We’ve all been sick in some way, shape or form before. We know what it’s like to experience that first sense of foreboding that signals we are coming down with something. And then follows the sharp upward trajectory as what afflicts us takes hold. We are immobilised, unable to do anything but cower under the covers and wait for the worst to pass.
And after a few days, it does pass. You feel the invasion being held at bay, then slowly being defeated, as the body marshals together all its defence mechanisms. At this point, you are past the ‘feeling truly awful’ stage, but still not able to resume normal duties and life.
This is actually the sweet spot, the silver lining, insofar as any ailment can be said to have one. I’ve always looked forward to hitting this particular phase. This is the point at which, while my reduced abilities hold life and all the responsibilities that come with it at bay, my ability to indulge myself in pleasurable activities meant to pass the time is resurgent.
When I was younger, this meant staying at home from school and reading, or more likely, re-reading all my favourite books. As I grew older, technology provided more options. The reading was interspersed with binge watching movies, TV, playing video games, all the things a restless mind trapped in a temporarily out-of-service body might need to distract itself from the ennui of recovery.

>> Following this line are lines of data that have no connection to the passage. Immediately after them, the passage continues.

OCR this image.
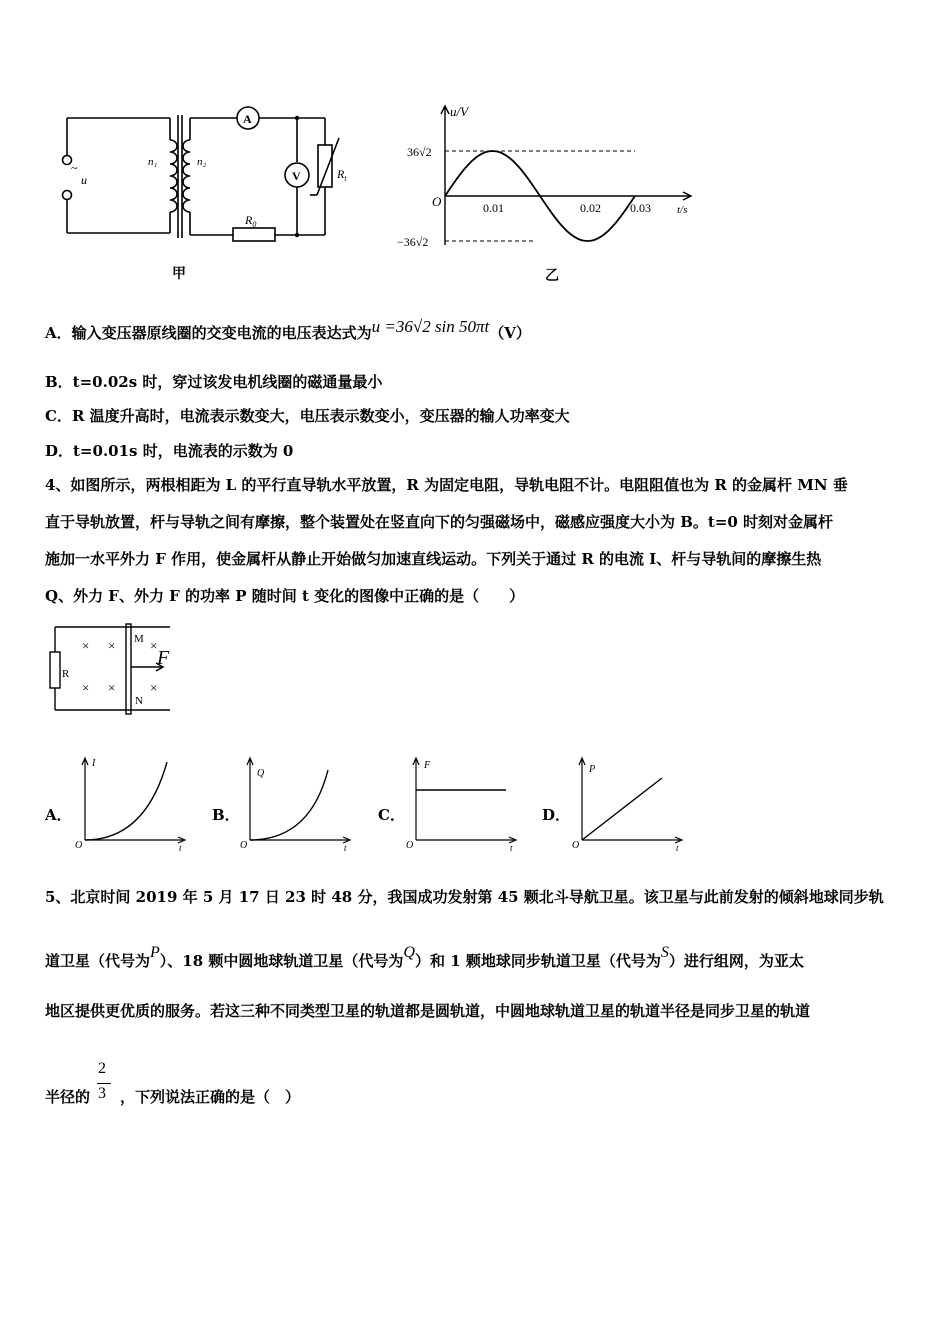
~
u
n₁	n₂
A
V	$R_t$
$R_0$
甲
u/V
t/s
O
36√2
−36√2
0.01	0.02 0.03
乙
A．输入变压器原线圈的交变电流的电压表达式为u =36√2 sin 50πt（V）
B．t=0.02s 时，穿过该发电机线圈的磁通量最小
C．R 温度升高时，电流表示数变大，电压表示数变小，变压器的输人功率变大
D．t=0.01s 时，电流表的示数为 0
4、如图所示，两根相距为 L 的平行直导轨水平放置，R 为固定电阻，导轨电阻不计。电阻阻值也为 R 的金属杆 MN 垂
直于导轨放置，杆与导轨之间有摩擦，整个装置处在竖直向下的匀强磁场中，磁感应强度大小为 B。t=0 时刻对金属杆
施加一水平外力 F 作用，使金属杆从静止开始做匀加速直线运动。下列关于通过 R 的电流 I、杆与导轨间的摩擦生热
Q、外力 F、外力 F 的功率 P 随时间 t 变化的图像中正确的是（　　）
× ×
× ×
×
×
R
M
N
F
A．	B．	C．	D．
I
O	t
Q
O	t
F
O	t
P
O	t
5、北京时间 2019 年 5 月 17 日 23 时 48 分，我国成功发射第 45 颗北斗导航卫星。该卫星与此前发射的倾斜地球同步轨
道卫星（代号为P）、18 颗中圆地球轨道卫星（代号为Q）和 1 颗地球同步轨道卫星（代号为S）进行组网，为亚太
地区提供更优质的服务。若这三种不同类型卫星的轨道都是圆轨道，中圆地球轨道卫星的轨道半径是同步卫星的轨道
半径的 ，下列说法正确的是（　）
2
3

So it came as no surprise that I was looking forward to hit the sweet spot yet again, in the course of my current affliction. According to my calculations based on past data, it would arrive on the fourth day after the onset. And it did arrive, at the end of last week.

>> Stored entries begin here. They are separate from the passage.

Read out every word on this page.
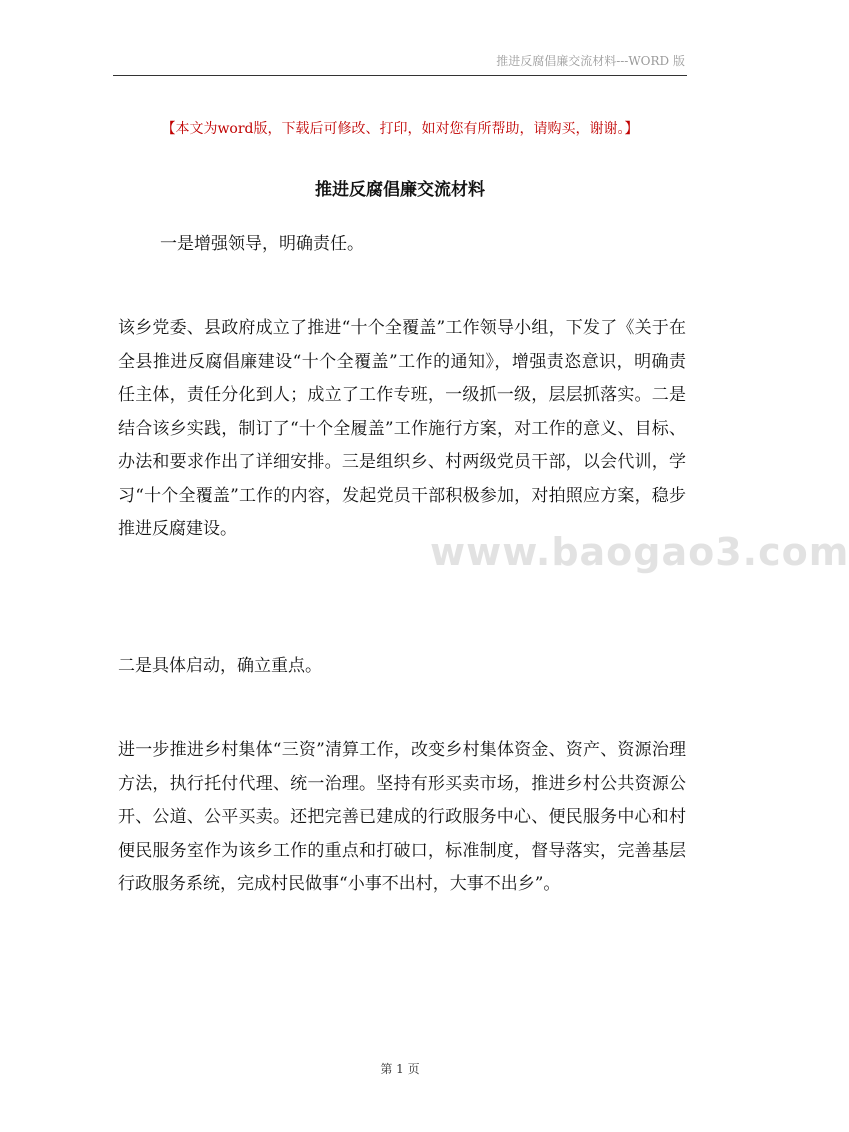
推进反腐倡廉交流材料---WORD 版
【本文为word版，下载后可修改、打印，如对您有所帮助，请购买，谢谢。】
推进反腐倡廉交流材料

一是增强领导，明确责任。

该乡党委、县政府成立了推进“十个全覆盖”工作领导小组，下发了《关于在全县推进反腐倡廉建设“十个全覆盖”工作的通知》，增强责恣意识，明确责任主体，责任分化到人；成立了工作专班，一级抓一级，层层抓落实。二是结合该乡实践，制订了“十个全履盖”工作施行方案，对工作的意义、目标、办法和要求作出了详细安排。三是组织乡、村两级党员干部，以会代训，学习“十个全覆盖”工作的内容，发起党员干部积极参加，对拍照应方案，稳步推进反腐建设。

二是具体启动，确立重点。

进一步推进乡村集体“三资”清算工作，改变乡村集体资金、资产、资源治理方法，执行托付代理、统一治理。坚持有形买卖市场，推进乡村公共资源公开、公道、公平买卖。还把完善已建成的行政服务中心、便民服务中心和村便民服务室作为该乡工作的重点和打破口，标准制度，督导落实，完善基层行政服务系统，完成村民做事“小事不出村，大事不出乡”。

www.baogao3.com
第 1 页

It was a disaster. And the reason it was a disaster was because I couldn't write.
Open any book on writing, and one of the first things, if not the first thing it will tell you, is the importance of making writing a daily activity. Writers should write every day, without fail, as this enables the mind to settle into a habit of writing. It primes the creative pump to generate output on demand.
And you know what? It’s advice that really works.
I find a distinct improvement in the way I approach writing, especially writing first drafts, if I have been religiously sticking to a daily routine and regimen. It does become easier to enter the ‘writing zone’ to pick up a strand of thought about a story that’s still fresh in my mind from yesterday. Somehow the Muse buys into this daily zealousness and starts showing up everyday, when you want her to, rather than staying silent even as you grow hoarse shouting for her to make an appearance.
This habit, as is the nature of all habits, is very hard to form, and very easy to derail and subvert. All it takes is a couple of days of falling off the writing wagon, and you are back at the base of the mountain, mournfully gazing up at all the hard won elevation lost. It is extremely frustrating to be thrown off your game by the intervention of a few potent germs.
When I hit the sweet spot this time, my mind, as usual, was ready to indulge in all its favourite past times. What it was still unable to do was to focus and concentrate enough to get words on the page.
And so, what I got, instead of healthy distraction, was guilt. Guilt I couldn't write, guilt I was eroding the foundations of a habit I had struggled so long for to create in the first place, guilt I was somehow violating the sacred code of this Guild I now belonged to - the Guild of writers and artists and creative people everywhere.
This guilt made it well near impossible to enjoy all those mindless activities that were so much the whole point of this recovery phase in the past. I was aware only of time passing by without anything getting done and deadlines hurtling closer.
I tried to rationalise things. I decided since reading is a big part of a writer’s life, I should feel absolutely no guilt in reading. After all, it was almost like a form of homework, wasn't it? The problem with this rationale is that when you’re ill, you really don’t have it in you to concentrate on high literature. The spectacular phrasing, the intense drama, the deep allegories, they all fall by the wayside in the wake of a brain tempered with high temperatures. What you want to read is something quick and easy, the trashier the better. And this kind of reading cannot be called legitimate homework for any writer.
There was nothing else to be done other than wait for the onset of full recovery, which happened a couple of days later. I was finally able to get on with the writing, and while the guilt of falling behind remained, it became easier to manage. At least now I was doing something about it.
I have to befriend this guilt, I’ve realised. If I am to stay true to my craft, I am going to have to accept its presence in my life, not just when I’m ill, but all those times when I’m doing something else instead of doing the work.
And I have to realise the good it does. For all the misery it causes, there is this to be said. Getting back to the creative, ruminative, immensely satisfying act of writing after being dosed with a smattering of guilt gives rise to a sense of relief and purpose, a redoubling of energy and passion, and a desire to make up for time lost. And the work, and the writer are both the better for it.